There are several limitations in this study. First, our study was a multicenter study with a modest sample size using the retrospective design. The protocols for image acquisition, techniques used for EVT and clinical care for acute stroke were not strictly unified among the three centers. Retrospective analysis of the data may limit the control over confounding variables. All of these could affect the outcome and reduce the power of the association. Nevertheless, results analyzed of samples from multicenters in different regions may be more representative and generalized.

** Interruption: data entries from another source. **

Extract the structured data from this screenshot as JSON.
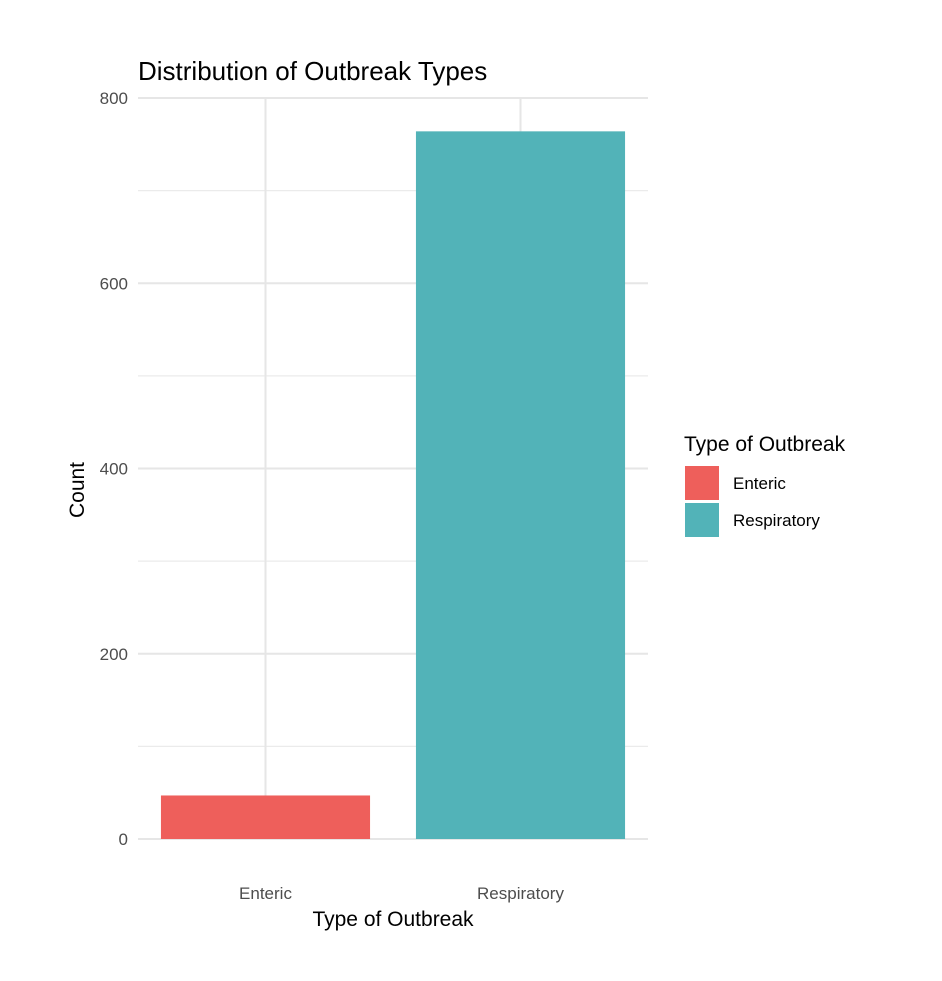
{
  "chart_data": {
    "type": "bar",
    "title": "Distribution of Outbreak Types",
    "xlabel": "Type of Outbreak",
    "ylabel": "Count",
    "categories": [
      "Enteric",
      "Respiratory"
    ],
    "values": [
      47,
      764
    ],
    "colors": [
      "#EE5F5B",
      "#52B3B8"
    ],
    "ylim": [
      0,
      800
    ],
    "yticks": [
      0,
      200,
      400,
      600,
      800
    ],
    "grid": true,
    "legend": {
      "title": "Type of Outbreak",
      "placement": "right",
      "items": [
        "Enteric",
        "Respiratory"
      ]
    }
  }
}
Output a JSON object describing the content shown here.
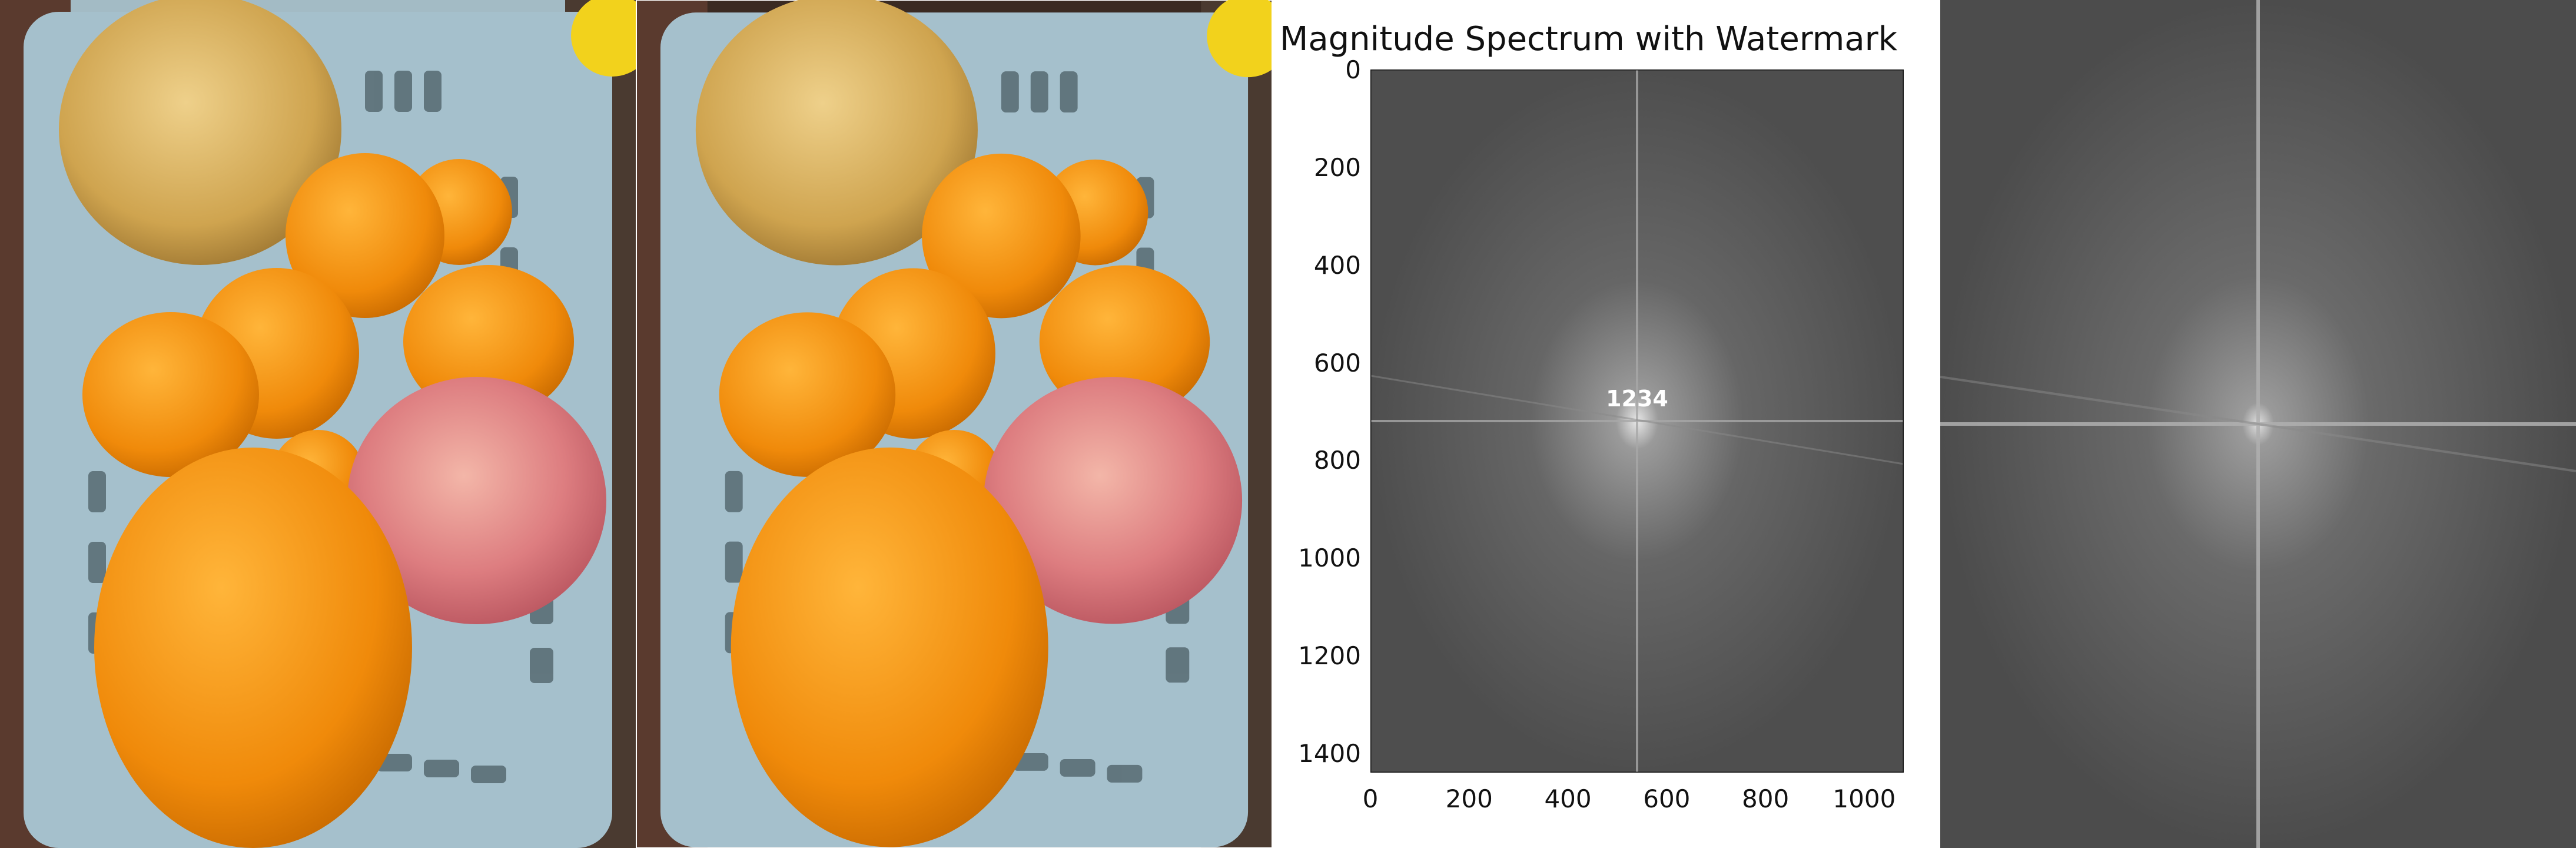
{
  "panels": [
    {
      "role": "original-photo"
    },
    {
      "role": "watermarked-photo"
    },
    {
      "role": "magnitude-spectrum-with-watermark",
      "title": "Magnitude Spectrum with Watermark",
      "watermark_text": "1234",
      "y_ticks": [
        "0",
        "200",
        "400",
        "600",
        "800",
        "1000",
        "1200",
        "1400"
      ],
      "x_ticks": [
        "0",
        "200",
        "400",
        "600",
        "800",
        "1000"
      ],
      "y_range": [
        0,
        1440
      ],
      "x_range": [
        0,
        1080
      ]
    },
    {
      "role": "spectrum-closeup"
    }
  ],
  "colors": {
    "basket": "#a9c3cf",
    "orange": "#f39a12",
    "apple": "#d9777b",
    "pear": "#d8b45c",
    "spectrum_bg": "#545454"
  }
}
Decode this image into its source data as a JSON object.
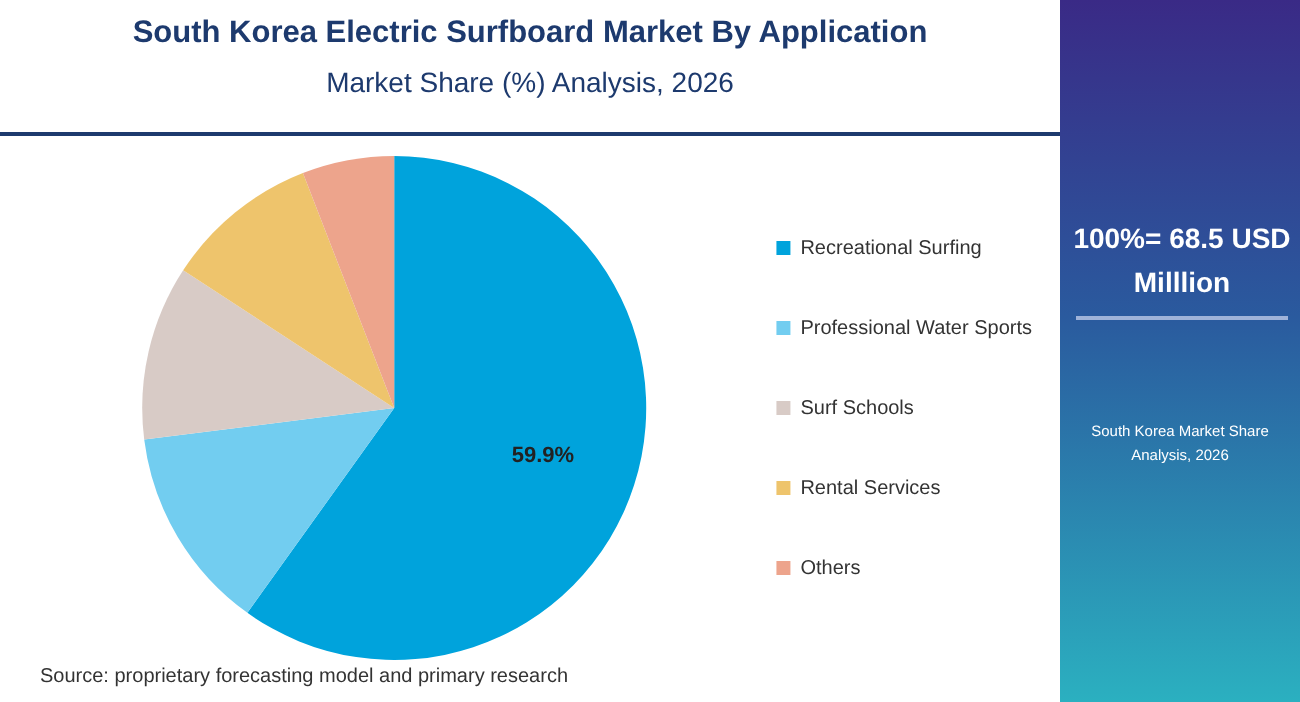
{
  "chart_data": {
    "type": "pie",
    "title": "South Korea Electric Surfboard Market By Application",
    "subtitle": "Market Share (%) Analysis, 2026",
    "categories": [
      "Recreational Surfing",
      "Professional Water Sports",
      "Surf Schools",
      "Rental Services",
      "Others"
    ],
    "values": [
      59.9,
      13.1,
      11.2,
      9.9,
      5.9
    ],
    "colors": [
      "#00a3dc",
      "#72cdf0",
      "#d8cbc6",
      "#eec46c",
      "#eda48c"
    ],
    "value_labels": [
      "59.9%",
      null,
      null,
      null,
      null
    ],
    "legend": "right",
    "annotations": [
      "100%= 68.5 USD Milllion",
      "South Korea Market Share Analysis, 2026",
      "Source: proprietary forecasting model and primary research"
    ]
  }
}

Second, we did not quantitively measure additional information of the clots on pretreatment NCCT, such as the Hounsfield unit, the length and volume of the HMCAS, which has been reported to be associated with treatment outcomes of EVT including successful recanalization and functional outcome [29, 30]. However, an additional measurement of these information is time-consuming, while visually accessing the HMCAS in an emergent setting is more practical in clinical practice. Third, imaging interpreters were blinded to clinical information and DSA findings but not to CTA images. Furthermore, we excluded patients whose baseline NCCT images were poor and those without follow-up brain images. Patients with poor-quality baseline imaging were usually unwell and thus may be at a high risk of HT, while those without follow-up imaging may have developed severe HT. Moreover, the number of patients with sHT was relatively small, which may underestimate the effect of other variables. Finally, the slice thickness of NCCT images was 1.25 mm or 2.5 mm in this study, which may hamper the identification of clots smaller than the section thickness.

Conclusion

Our study suggests that proximal HMCAS on pretreatment NCCT is an independent risk factor of aHT in patients with acute MCA occlusion undergoing EVT, which provides a handy imaging marker for clinicians to identify individuals at high risk of aHT. Both aHT and sHT have a detrimental impact on the functional outcome of patients who received EVT, but the prognostic value of this sign for the functional outcome is insufficient. In addition, the association between HMCAS and clot composition and stroke etiology may provide additional information for operators to select frontline thrombectomy techniques and consider rescue approaches.